Performance Measurement in the Hospital Outpatient Setting. Challenges in Performance Measurement


In addition to identifying the need for additional measures, our synthesis and gap analysis underscored several challenges related to the operational aspects of measurement from the vantage point of the hospital, including:

  • Sample Size: Although the 2005 dataset used in our analyses contains many millions of claims, the number of visits and services/procedures that occur in any given hospital outpatient setting for a specific condition may be small. As measures are developed, it will be important to examine the data to assess whether there are adequate patient volumes at the hospital-level to ensure stable estimates of HOPS or ED performance. Additionally, the fact that additional sample size would be required to stratify data by such factors as race/ethnicity, socio-economic status, and/or gender to assess equity of care also merits consideration.
  • Lack of Provider Engagement: Most physicians are not employed directly by hospitals, making it difficult for hospitals to force adherence to hospital protocols  – in either the inpatient or outpatient setting. Discussants encouraged gain-sharing as a means to encourage joint accountability for physicians and hospitals. As one said, “In order to get traction, everyone (i.e., hospitals and physicians) has to have something at risk.” Appropriately and fairly assigning accountability for specific actions is another important way to engage providers; however, it is not always clear how to do so. For example, some patients have several physicians, raising the question of who should be held responsible in such situations.
  • Lack of Staff: Although the HOPS and ED may be able to draw staff from their associated hospitals (which generally have quality departments with analysts experienced in data abstraction), hospital outpatient settings have not traditionally been staffed or budgeted to provide the medical record abstraction and analytic services needed for performance measurement activities.
  • Lack of Adequate Detail in Existing Claims Data to Support Quality Measurement: Because claims data are generated for billing and not quality of care purposes, data elements needed for quality of care assessment are often lacking, particularly those data required for risk adjustment.
    • E&M codes broadly address the level of service provided, but do not capture specific service details and organ systems addressed. For example, it would not be possible, using standard claims data, to ascertain whether a patient’s blood pressure was taken as part of an office visit
    • Claims data also do not include specific laboratory, radiographic, or clinical values, so it is not possible to use claims data to score quality of care measures that require these data elements. For example, laboratory data indicating the need for altered diabetic therapy would be dependent on the HbA1c level.

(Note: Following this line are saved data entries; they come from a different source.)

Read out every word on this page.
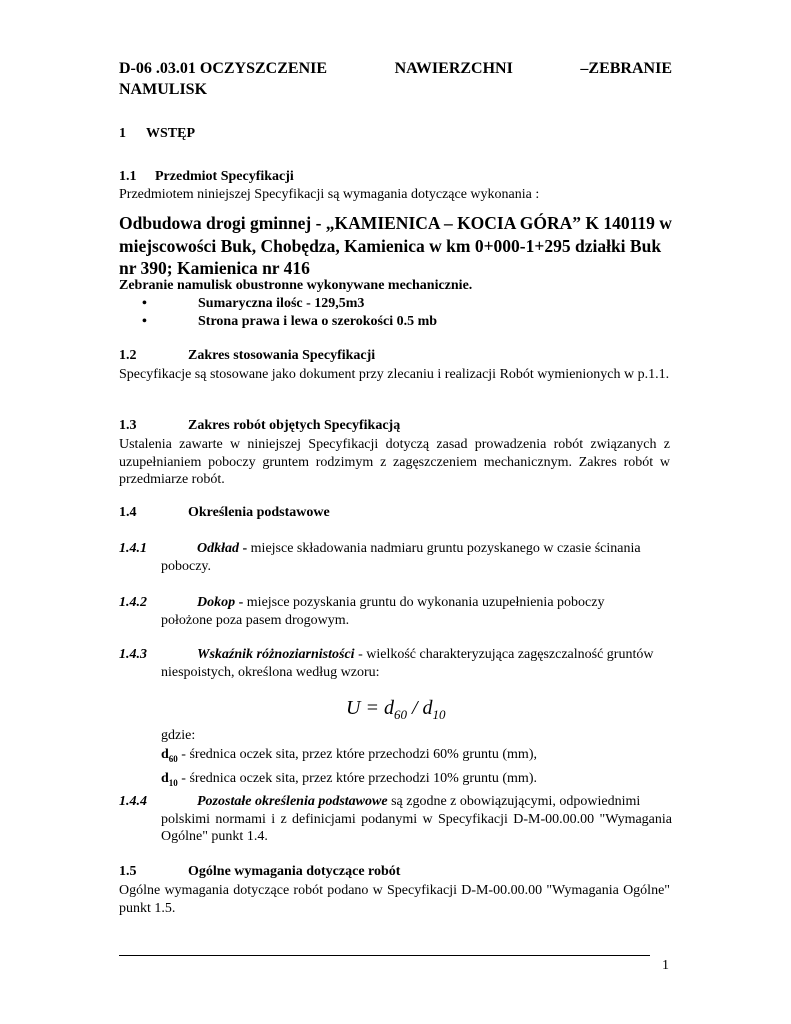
D-06 .03.01 OCZYSZCZENIE	NAWIERZCHNI	–ZEBRANIE
NAMULISK
1 WSTĘP
1.1 Przedmiot Specyfikacji

Przedmiotem niniejszej Specyfikacji są wymagania dotyczące wykonania :

Odbudowa drogi gminnej - „KAMIENICA – KOCIA GÓRA” K 140119 w miejscowości Buk, Chobędza, Kamienica w km 0+000-1+295 działki Buk nr 390; Kamienica nr 416

Zebranie namulisk obustronne wykonywane mechanicznie.

•	Sumaryczna ilośc - 129,5m3
•	Strona prawa i lewa o szerokości 0.5 mb
1.2	Zakres stosowania Specyfikacji

Specyfikacje są stosowane jako dokument przy zlecaniu i realizacji Robót wymienionych w p.1.1.

1.3	Zakres robót objętych Specyfikacją

Ustalenia zawarte w niniejszej Specyfikacji dotyczą zasad prowadzenia robót związanych z uzupełnianiem poboczy gruntem rodzimym z zagęszczeniem mechanicznym. Zakres robót w przedmiarze robót.

1.4	Określenia podstawowe
1.4.1	Odkład - miejsce składowania nadmiaru gruntu pozyskanego w czasie ścinania
poboczy.
1.4.2	Dokop - miejsce pozyskania gruntu do wykonania uzupełnienia poboczy
położone poza pasem drogowym.
1.4.3	Wskaźnik różnoziarnistości - wielkość charakteryzująca zagęszczalność gruntów
niespoistych, określona według wzoru:
$U = d_{60} / d_{10}$
gdzie:
$d_{60}$ - średnica oczek sita, przez które przechodzi 60% gruntu (mm),
$d_{10}$ - średnica oczek sita, przez które przechodzi 10% gruntu (mm).
1.4.4	Pozostałe określenia podstawowe są zgodne z obowiązującymi, odpowiednimi
polskimi normami i z definicjami podanymi w Specyfikacji D-M-00.00.00 "Wymagania Ogólne" punkt 1.4.
1.5	Ogólne wymagania dotyczące robót

Ogólne wymagania dotyczące robót podano w Specyfikacji D-M-00.00.00 "Wymagania Ogólne" punkt 1.5.

1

Claims data will reflect only that an HbA1c was ordered, not whether the result was such that action should be undertaken. Similarly, knowing that a hematocrit was performed is insufficient to determine whether a patient met criteria for receipt of erythropoietin. Capturing medication prescribing information related to specific conditions is notably difficult, although increasingly data may start to become available with the Medicare Prescription Drug benefit.
    • While the date of a service is captured, the actual timing of the care provided is often not evident from claims data; thus, it could not support measures that examine timing in hours, such as many measures addressing AMI care.

Development of new CPT Category II performance measurement codes as well as Medicare G codes (HCPCS level II codes) is underway, which, if used, will shed more light on the care provided during visits. In the meantime, however, this information is often not available given that it is beyond what is currently required for claims submission. Claims submissions forms may require modification to collect the necessary data elements to produce a performance measure, if administrative data sources will be used to construct measures.

Although some discussants expressed hope that electronic health records (EHRs) will be able to provide easily retrievable data, they underscored that the implementation of EHR systems ready for use in clinical performance measurement is still “a long way off.” In the near term, implementation of measures will likely entail manual chart abstraction or changes in billing codes. Registries were mentioned as a potential source of data for performance measures by representatives of at least two organizations. They indicated they were placing a higher priority on registries, as opposed to developing specific performance measures. One group believes that utilizing registries is a more effective way to improve health care quality. Both groups encouraged CMS to do more to develop and encourage national registries in a broad spectrum of clinical areas. It should be noted that TRHCA requires that, as part of rulemaking for 2008 measures, CMS address a mechanism for providing data on quality measures through an appropriate medical registry. As such, CMS is currently exploring the possibility of drawing on existing databases and registries maintained by a variety of organizations (e.g., medical professional societies, medical boards, medical group management organizations), with the goal of decreasing the burden of quality reporting for all involved while increasing the quality and usefulness of the data (Kuhn, 2007).